Think of it this way. Let’s say you hurt your back and a whole series of doctors and specialists told you that you needed surgery to really fix it. Knowing it’ll be expensive and the recovery time will be lengthy, seven out of every ten of your friends and family members offer to help pay for it. Yet you hesitate.

Then, finally, when the hospital administrator says that the first thing they want to do this year is address your back issue, you take action…and ask her to pay for a masseuse.

That’s basically what happened in Des Moines this week. SF512 is a massage for a broken back. It feels good for a bit but doesn’t actually fix the problem. Iowa ranks 48th nationally in water quality. We lose topsoil at unsustainable rates and we’re toxifying the Gulf of Mexico in the process. The Gulf Dead Zone this past year was the largest ever at just shy of 8,800 square miles. That’s equivalent to an area from Des Moines to Ames in width that stretches from the Missouri River to the Mississippi.

Water quality is a measure of land health. Our land is the backbone of our economy. Water quality, therefore, is Iowa’s broken back.

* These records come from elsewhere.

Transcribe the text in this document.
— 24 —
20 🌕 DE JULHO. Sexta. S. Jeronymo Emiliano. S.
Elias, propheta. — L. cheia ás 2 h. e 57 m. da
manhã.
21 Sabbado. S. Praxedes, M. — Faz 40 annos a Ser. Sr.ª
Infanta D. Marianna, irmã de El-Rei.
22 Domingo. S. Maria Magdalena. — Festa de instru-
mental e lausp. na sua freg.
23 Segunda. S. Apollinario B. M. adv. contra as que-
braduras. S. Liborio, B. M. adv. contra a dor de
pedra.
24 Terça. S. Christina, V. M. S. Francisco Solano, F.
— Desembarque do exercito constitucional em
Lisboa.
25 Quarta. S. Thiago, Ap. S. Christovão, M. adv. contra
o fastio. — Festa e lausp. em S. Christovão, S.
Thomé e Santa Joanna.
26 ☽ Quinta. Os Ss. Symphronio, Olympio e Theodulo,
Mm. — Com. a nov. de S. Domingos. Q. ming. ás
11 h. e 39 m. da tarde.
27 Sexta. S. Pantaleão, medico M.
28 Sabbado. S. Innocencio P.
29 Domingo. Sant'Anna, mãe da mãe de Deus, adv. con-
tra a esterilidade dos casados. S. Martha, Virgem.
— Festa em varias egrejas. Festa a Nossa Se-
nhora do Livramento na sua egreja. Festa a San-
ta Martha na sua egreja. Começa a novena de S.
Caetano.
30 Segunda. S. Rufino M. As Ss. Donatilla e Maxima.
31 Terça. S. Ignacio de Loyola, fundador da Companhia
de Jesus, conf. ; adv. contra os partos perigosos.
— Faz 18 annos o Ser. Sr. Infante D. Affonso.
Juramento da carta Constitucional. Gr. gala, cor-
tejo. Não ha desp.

The friends and family offering to help pay to fix it are the seven in ten Iowans that, according to a November 2017 poll, support funding the Natural Resources and Outdoor Recreation Trust Fund with a 3/8 cent sales tax increase. The fund, established by 63 percent of Iowa voters in 2010, would generate over $180 million annually for parks, trails, conservation efforts, and of course, water quality. In fact, more than 60 percent of the Trust’s dollars (more than $100 million annually) would fund the type of conservation practices outlined the Nutrient Reduction Strategy.

What’s more, the poll found that nearly 70 percent of Iowans say they would have a more favorable opinion of a legislator that voted for a sales tax increase to fund the Trust. Six in ten Iowans polled would favor a governor that voted accordingly.

So much for fearing tax increases in an election year.

The possible bright side is now that they’ve paid lip service to water quality, they can move on to tackling tax reform and in the process vote to increase the sales tax to fund the Trust.

Or maybe they won’t. Maybe they believe that a good rub down will cause us to forget about our broken back. But they’re wrong. The gulf states whose fishing and recreation industries are being wrecked by a New Jersey-sized dead zone won’t let us forget. The federal agencies tasked with addressing the nutrient-induced hypoxia won’t either. And unless our legislators show an unwavering resolve to keep water quality a state priority, we Iowans will remember all too well the spine problem we have in Des Moines come November.

"This is just the beginning, not the end," said Rep. John Wills, the floor manager for bill in the House.


Let's hope so. It’s time for Iowa’s lawmakers to listen to the people of Iowa and fund the Natural Resources and Outdoor Recreation Trust Fund. It’s time for them to do what’s right, not just what’s easy.